As I mentioned before, the model is based on representative agents, maximising known objective functions and taking wages as given. And the model is static. We observe the change in behaviour once work from home becomes possible by comparing outcomes in one model specification to those in another. It is a comparative static exercise.

These seem like significant limitations, given we are in a world that is changing and adapting to a new way of working in the face of great uncertainty. But it can still yield insights into the forces that might shape the adjustment.

For example, one obvious point borne out in the model is that it involves two types of labour (at home and at the central location) but usually there will only be one wage. Assuming the employer cannot pay differential wages for different locations of work, they are constrained in their choice as to how much working from home they will want to offer – there is a unique point where the marginal product of labour is the same for each type of labour.

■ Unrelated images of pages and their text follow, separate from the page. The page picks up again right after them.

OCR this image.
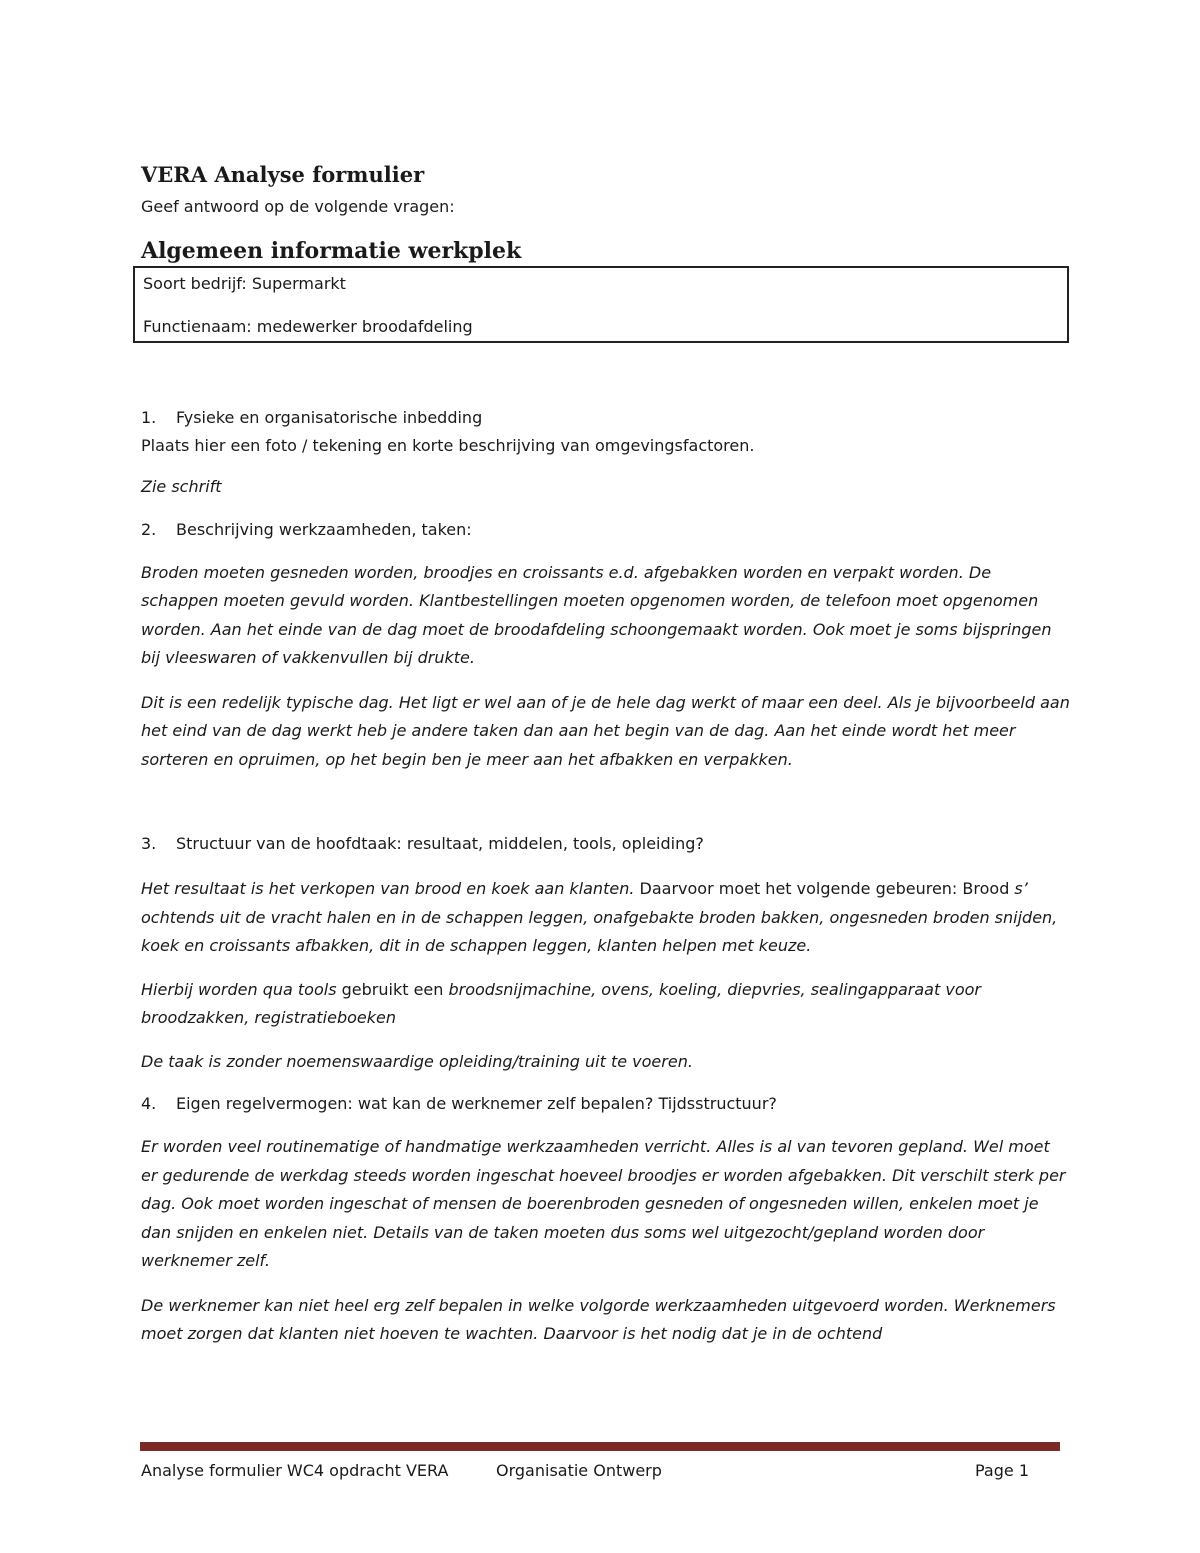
VERA Analyse formulier

Geef antwoord op de volgende vragen:

Algemeen informatie werkplek

Soort bedrijf: Supermarkt

Functienaam: medewerker broodafdeling

1. Fysieke en organisatorische inbedding

Plaats hier een foto / tekening en korte beschrijving van omgevingsfactoren.

Zie schrift

2. Beschrijving werkzaamheden, taken:

Broden moeten gesneden worden, broodjes en croissants e.d. afgebakken worden en verpakt worden. De schappen moeten gevuld worden. Klantbestellingen moeten opgenomen worden, de telefoon moet opgenomen worden. Aan het einde van de dag moet de broodafdeling schoongemaakt worden. Ook moet je soms bijspringen bij vleeswaren of vakkenvullen bij drukte.

Dit is een redelijk typische dag. Het ligt er wel aan of je de hele dag werkt of maar een deel. Als je bijvoorbeeld aan het eind van de dag werkt heb je andere taken dan aan het begin van de dag. Aan het einde wordt het meer sorteren en opruimen, op het begin ben je meer aan het afbakken en verpakken.

3. Structuur van de hoofdtaak: resultaat, middelen, tools, opleiding?

Het resultaat is het verkopen van brood en koek aan klanten. Daarvoor moet het volgende gebeuren: Brood s’ ochtends uit de vracht halen en in de schappen leggen, onafgebakte broden bakken, ongesneden broden snijden, koek en croissants afbakken, dit in de schappen leggen, klanten helpen met keuze.

Hierbij worden qua tools gebruikt een broodsnijmachine, ovens, koeling, diepvries, sealingapparaat voor broodzakken, registratieboeken

De taak is zonder noemenswaardige opleiding/training uit te voeren.

4. Eigen regelvermogen: wat kan de werknemer zelf bepalen? Tijdsstructuur?

Er worden veel routinematige of handmatige werkzaamheden verricht. Alles is al van tevoren gepland. Wel moet er gedurende de werkdag steeds worden ingeschat hoeveel broodjes er worden afgebakken. Dit verschilt sterk per dag. Ook moet worden ingeschat of mensen de boerenbroden gesneden of ongesneden willen, enkelen moet je dan snijden en enkelen niet. Details van de taken moeten dus soms wel uitgezocht/gepland worden door werknemer zelf.

De werknemer kan niet heel erg zelf bepalen in welke volgorde werkzaamheden uitgevoerd worden. Werknemers moet zorgen dat klanten niet hoeven te wachten. Daarvoor is het nodig dat je in de ochtend

Analyse formulier WC4 opdracht VERA	Organisatie Ontwerp	Page 1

It is highly unlikely that this point will match the relative preference of the household. This creates a natural tension in the relationship. You can imagine three ways in which it might be resolved:

  • The employer might find other ways of improving the relative attractiveness of working in the central location to shape worker preferences, such as through ways to foster greater social interaction in the office.
  • Labour will reallocate over time, so that workers with a high preference for working from home seek out employers and workplaces where working from home is more productive.
  • Even if workers stay put, there is incentive for them to demonstrate higher productivity when working at home, to shift their employer’s preferences into greater alignment with their own.

All of these things reflect the possible ways in which a market economy can adapt to a change like this. It reminds us that there are huge incentives to share the gains that this technology makes possible and to get better at using it over time. This is part of the reason we are cautiously positive about the overall impact of working from home across the economy as a whole.